Test if a directory is writable by a given UID?

Because I had to make some changes to @chepner's answer in order to get it to work, I'm posting my ad-hoc script here for easy copy & paste. It's a minor refactoring only, and I have upvoted chepner's answer. I'll delete mine if the accepted answer is updated with these fixes. I have already left comments on that answer pointing out the things I had trouble with.

I wanted to do away with the Bashisms so that's why I'm not using arrays at all. The ((arithmetic evaluation)) is still a Bash-only feature, so I'm stuck on Bash after all.

for f; do
    set -- $(stat -Lc "0%a %G %U" "$f")
    (("$1" & 0002)) && continue
    if (("$1" & 0020)); then
        case " "$(groups "$USER")" " in *" "$2" "*) continue ;; esac
    elif (("$1" & 0200)); then
        [ "$3" = "$USER" ] && continue
    fi
    echo "$0: Wrong permissions" "$@" "$f" >&2
done

Without the comments, this is even fairly compact.


Here's a long, roundabout way of checking.

USER=johndoe
DIR=/path/to/somewhere

# Use -L to get information about the target of a symlink,
# not the link itself, as pointed out in the comments
INFO=( $(stat -L -c "%a %G %U" "$DIR") )
PERM=${INFO[0]}
GROUP=${INFO[1]}
OWNER=${INFO[2]}

ACCESS=no
if (( ($PERM & 0002) != 0 )); then
    # Everyone has write access
    ACCESS=yes
elif (( ($PERM & 0020) != 0 )); then
    # Some group has write access.
    # Is user in that group?
    gs=( $(groups $USER) )
    for g in "${gs[@]}"; do
        if [[ $GROUP == $g ]]; then
            ACCESS=yes
            break
        fi
    done
elif (( ($PERM & 0200) != 0 )); then
    # The owner has write access.
    # Does the user own the file?
    [[ $USER == $OWNER ]] && ACCESS=yes
fi

You can use sudo to execute the test in your script. For instance:

sudo -u mysql -H sh -c "if [ -w $directory ] ; then echo 'Eureka' ; fi"

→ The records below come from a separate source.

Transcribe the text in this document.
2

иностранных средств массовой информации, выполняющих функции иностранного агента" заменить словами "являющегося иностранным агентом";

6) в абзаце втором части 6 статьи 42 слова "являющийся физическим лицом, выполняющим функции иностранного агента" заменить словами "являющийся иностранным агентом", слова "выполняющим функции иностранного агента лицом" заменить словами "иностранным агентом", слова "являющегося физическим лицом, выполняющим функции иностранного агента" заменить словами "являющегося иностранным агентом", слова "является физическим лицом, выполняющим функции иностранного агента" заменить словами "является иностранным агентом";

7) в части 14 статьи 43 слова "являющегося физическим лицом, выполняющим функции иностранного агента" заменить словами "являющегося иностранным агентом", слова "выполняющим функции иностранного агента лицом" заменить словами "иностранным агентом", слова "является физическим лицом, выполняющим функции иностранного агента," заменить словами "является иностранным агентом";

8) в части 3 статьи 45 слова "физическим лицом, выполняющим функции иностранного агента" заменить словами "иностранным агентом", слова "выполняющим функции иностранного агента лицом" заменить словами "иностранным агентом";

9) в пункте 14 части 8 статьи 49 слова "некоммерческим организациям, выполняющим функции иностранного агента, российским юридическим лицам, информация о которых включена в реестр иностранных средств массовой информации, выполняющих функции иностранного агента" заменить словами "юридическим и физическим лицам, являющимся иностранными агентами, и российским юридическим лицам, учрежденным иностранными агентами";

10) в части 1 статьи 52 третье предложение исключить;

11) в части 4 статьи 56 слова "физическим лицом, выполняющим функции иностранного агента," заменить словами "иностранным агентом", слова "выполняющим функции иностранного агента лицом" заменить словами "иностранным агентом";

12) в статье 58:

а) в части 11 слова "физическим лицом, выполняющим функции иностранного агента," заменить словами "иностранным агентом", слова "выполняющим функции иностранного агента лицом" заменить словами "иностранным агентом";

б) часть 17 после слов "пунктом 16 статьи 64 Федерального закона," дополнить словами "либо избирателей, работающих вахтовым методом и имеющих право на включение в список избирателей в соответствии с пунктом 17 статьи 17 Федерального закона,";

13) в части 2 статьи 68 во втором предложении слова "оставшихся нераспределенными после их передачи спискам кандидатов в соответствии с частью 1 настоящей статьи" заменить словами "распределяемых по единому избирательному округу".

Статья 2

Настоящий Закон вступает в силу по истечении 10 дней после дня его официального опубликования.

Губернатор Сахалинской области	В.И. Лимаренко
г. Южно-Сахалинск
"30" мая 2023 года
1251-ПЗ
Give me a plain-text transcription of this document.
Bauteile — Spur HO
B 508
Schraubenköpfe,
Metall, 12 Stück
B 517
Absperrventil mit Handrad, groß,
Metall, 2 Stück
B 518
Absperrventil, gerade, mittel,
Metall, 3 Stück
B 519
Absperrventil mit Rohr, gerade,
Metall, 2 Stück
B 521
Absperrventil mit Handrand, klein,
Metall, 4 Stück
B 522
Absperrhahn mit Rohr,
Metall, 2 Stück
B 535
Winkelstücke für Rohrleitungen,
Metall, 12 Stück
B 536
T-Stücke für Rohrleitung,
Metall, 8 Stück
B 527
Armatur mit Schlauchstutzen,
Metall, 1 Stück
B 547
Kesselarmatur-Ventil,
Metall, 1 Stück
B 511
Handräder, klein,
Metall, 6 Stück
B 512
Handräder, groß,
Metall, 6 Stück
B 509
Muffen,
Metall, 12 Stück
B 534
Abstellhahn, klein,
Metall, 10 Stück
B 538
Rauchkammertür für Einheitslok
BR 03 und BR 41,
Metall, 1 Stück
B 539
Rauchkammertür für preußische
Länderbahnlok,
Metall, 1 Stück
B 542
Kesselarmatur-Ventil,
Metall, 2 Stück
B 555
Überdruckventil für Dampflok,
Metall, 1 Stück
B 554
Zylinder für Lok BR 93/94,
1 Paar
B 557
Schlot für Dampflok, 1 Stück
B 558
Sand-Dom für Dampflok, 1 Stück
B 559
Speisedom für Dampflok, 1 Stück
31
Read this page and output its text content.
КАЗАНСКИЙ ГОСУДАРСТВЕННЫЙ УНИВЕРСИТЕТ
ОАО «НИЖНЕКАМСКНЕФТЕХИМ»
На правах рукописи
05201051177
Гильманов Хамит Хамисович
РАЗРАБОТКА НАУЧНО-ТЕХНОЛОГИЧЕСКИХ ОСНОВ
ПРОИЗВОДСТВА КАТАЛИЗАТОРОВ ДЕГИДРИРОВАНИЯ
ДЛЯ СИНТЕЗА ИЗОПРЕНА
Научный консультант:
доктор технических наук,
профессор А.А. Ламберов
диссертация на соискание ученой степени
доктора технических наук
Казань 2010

To do this, the user executing the script will need sudo privileges of course.

If you explicitly need the uid instead of the username, you can also use:

sudo -u \#42 -H sh -c "if [ -w $directory ] ; then echo 'Eureka' ; fi"

In this case, 42 is the uid of the mysql user. Substitute your own value if needed.

UPDATE (to support non-sudo-priviledged users)
To get a bash script to change-users without sudu would be to require the ability to suid ("switch user id"). This, as pointed out by this answer, is a security restriction that requires a hack to work around. Check this blog for an example of "how to" work around it (I haven't tested/tried it, so I can't confirm it's success).

My recommendation, if possible, would be to write a script in C that is given permission to suid (try chmod 4755 file-name). Then, you can call setuid(#) from the C script to set the current user's id and either continue code-execution from the C application, or have it execute a separate bash script that runs whatever commands you need/want. This is also a pretty hacky method, but as far as non-sudo alternatives it's probably one of the easiest (in my opinion).


That could do the test:

if read -a dirVals < <(stat -Lc "%U %G %A" $directory) && (
    ( [ "$dirVals" == "$wantedUser" ] && [ "${dirVals[2]:2:1}" == "w" ] ) ||
    ( [ "${dirVals[2]:8:1}" == "w" ] ) ||
    ( [ "${dirVals[2]:5:1}" == "w" ] && (
        gMember=($(groups $wantedUser)) &&
        [[ "${gMember[*]:2}" =~ ^(.* |)${dirVals[1]}( .*|)$ ]]
    ) ) )
  then
    echo 'Happy new year!!!'
  fi

Explanations:

There is only one test (if), no loop and no fork.

+ Nota: as I'v used stat -Lc instead of stat -c, this will work for symlinks too!

So condition is if,

  • I could successfully read stats of $directory and assign them to dirVals,
  • And (
    • ( Owner match And Flag UserWriteable is present )
    • or flag Other Writeable is present
    • or ( Flag GroupWriteabe is present AND
      • I could successfully assing member list of $wantedUser to gMember AND
      • A string built by merging fields 2 to last of $gMember will match beginOfSting-Or-something-followed-by-a-space, immediately followed by target's group (${dirVals[1]}), immediately followed by a-space-followed-by-something-Or-endOfString. )

then echo Happy new year!

As the group's test implie a second fork (And I love to reduce as possible such calls), this is the last test to be done.

Old:

Simply:

su - mysql -c "test -w '$directory'" && echo yes
yes

or:

if su - mysql -s /bin/sh -c "test -w '$directory'" ; then 
    echo 'Eureka!'
  fi

Nota: Warn to enclose first with double-quotes for having $directory developped!